As Kuper's new preface puts it, in an understatement, "this is not a book for the cautious, hidebound cook". How about roast puffin, caught in the Faroes on 2 July, the local version of the Glorious Twelfth? It sounds easy enough to cook (with some fat bacon, on gas mark 6, like any humdrum fowl) but you might have some trouble getting hold of the elongated lacrosse-stick device with which you have to pluck the blighters from the Arctic air. Even dog - a speciality of Panape in Micronesia - poses few problems if you have the right sort of clay oven (Conran take note). Cooked with breadfruit and banana leaves, "the dog did not taste as bad as its smell would have led one to believe". As Naomicho Ishige - our intrepid dog-eater - points out, the "man's best friend" notion arrived on the scene only with grazing and long-distance hunting.

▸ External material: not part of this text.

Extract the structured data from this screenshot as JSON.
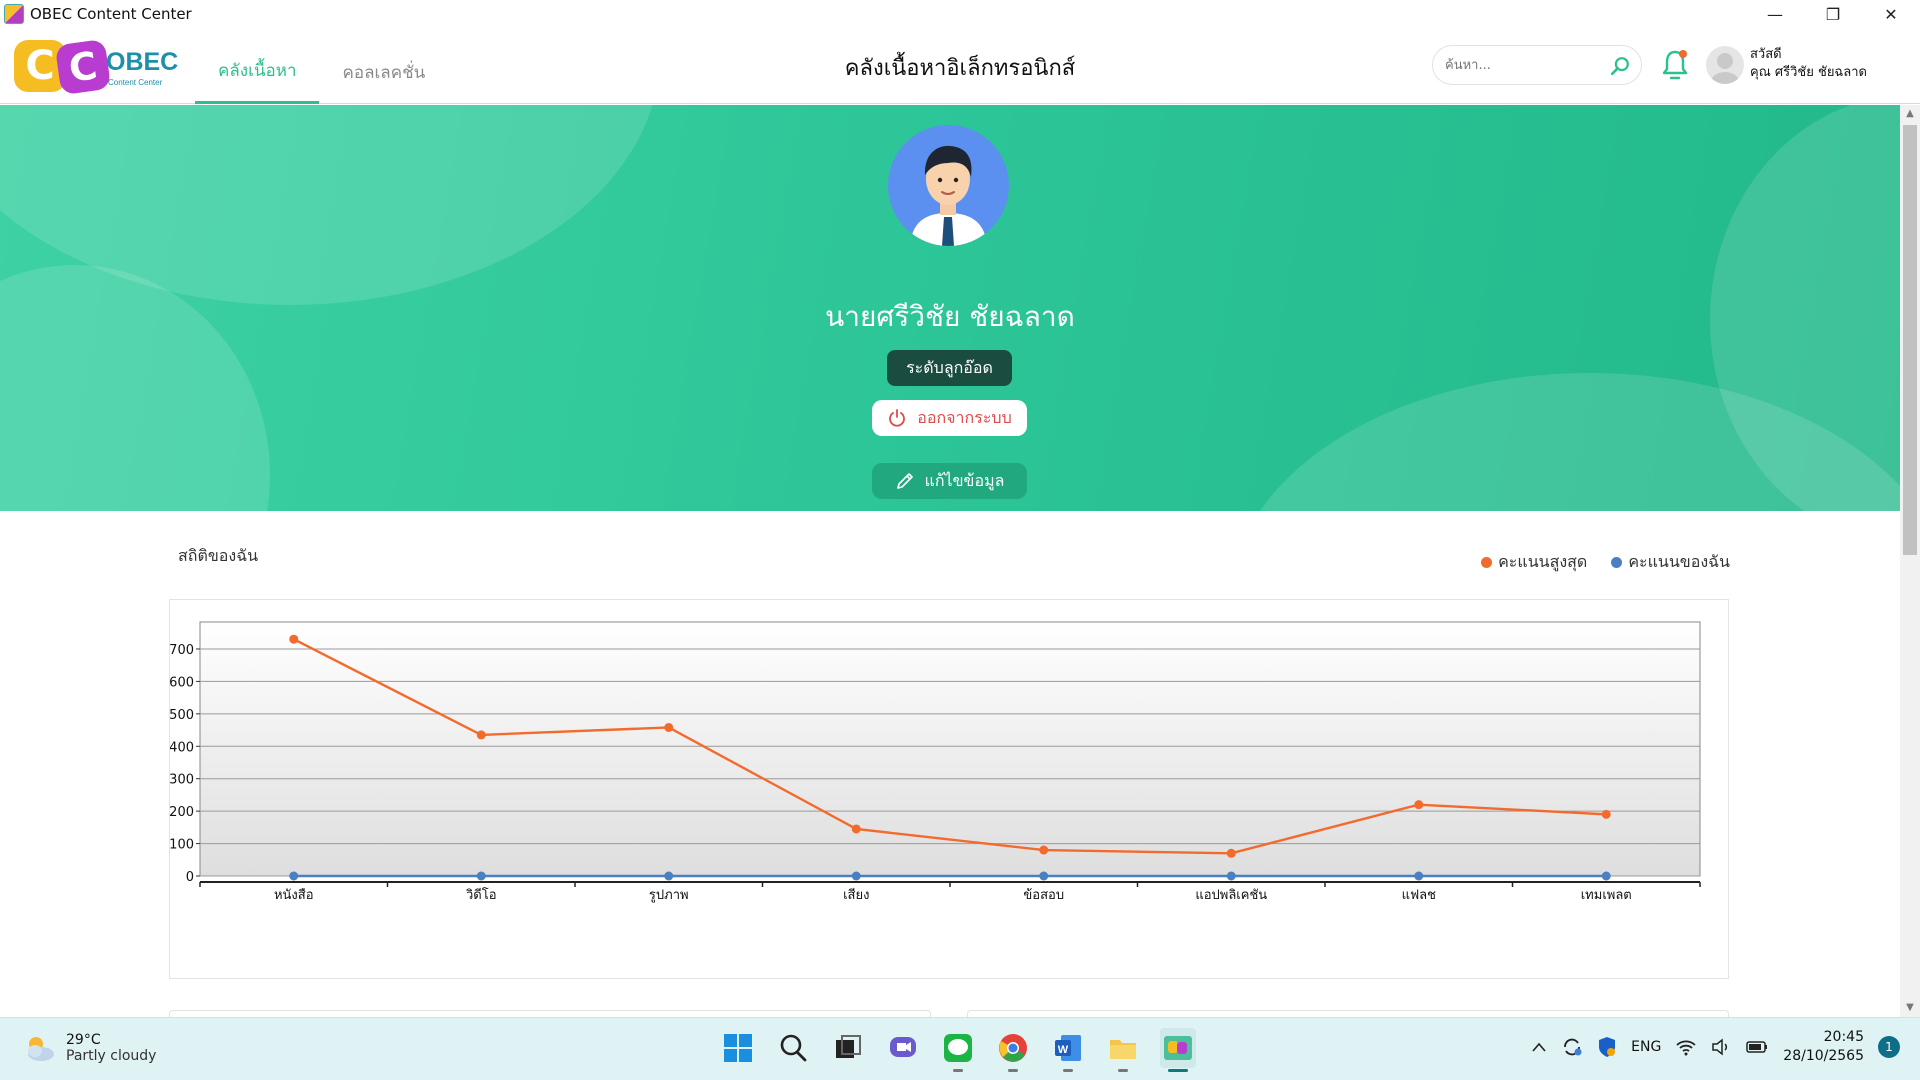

Lest you get a skewed idea of the menus on show here, plenty of practical goodies also feature. They include banana bread (a Hawaiian treat), Greek Island cheesecake, West African sesame chicken, and pork curry from Catholic - hence swine-friendly - Goa. Even "Some Yoruba Ways with Yams" turns out to be far less painful than it sounds.

Yet the frisson of disgust that grabs you by the guts from time to time in this, or similarly outre, cookbooks has an ancient source. Surely, behind every taboo food lurks the grandaddy of all prohibitions. The unperturbable Jessica Kuper doesn't shirk it, but she coolly admits it was "impracticable to include cannibal recipes, even for desperate occasions". Besides, human flesh is "almost totally lacking in Vitamin B" and there is "no real nutritional value in cannibalism". Eating people is wrong - and it gives you beri- beri.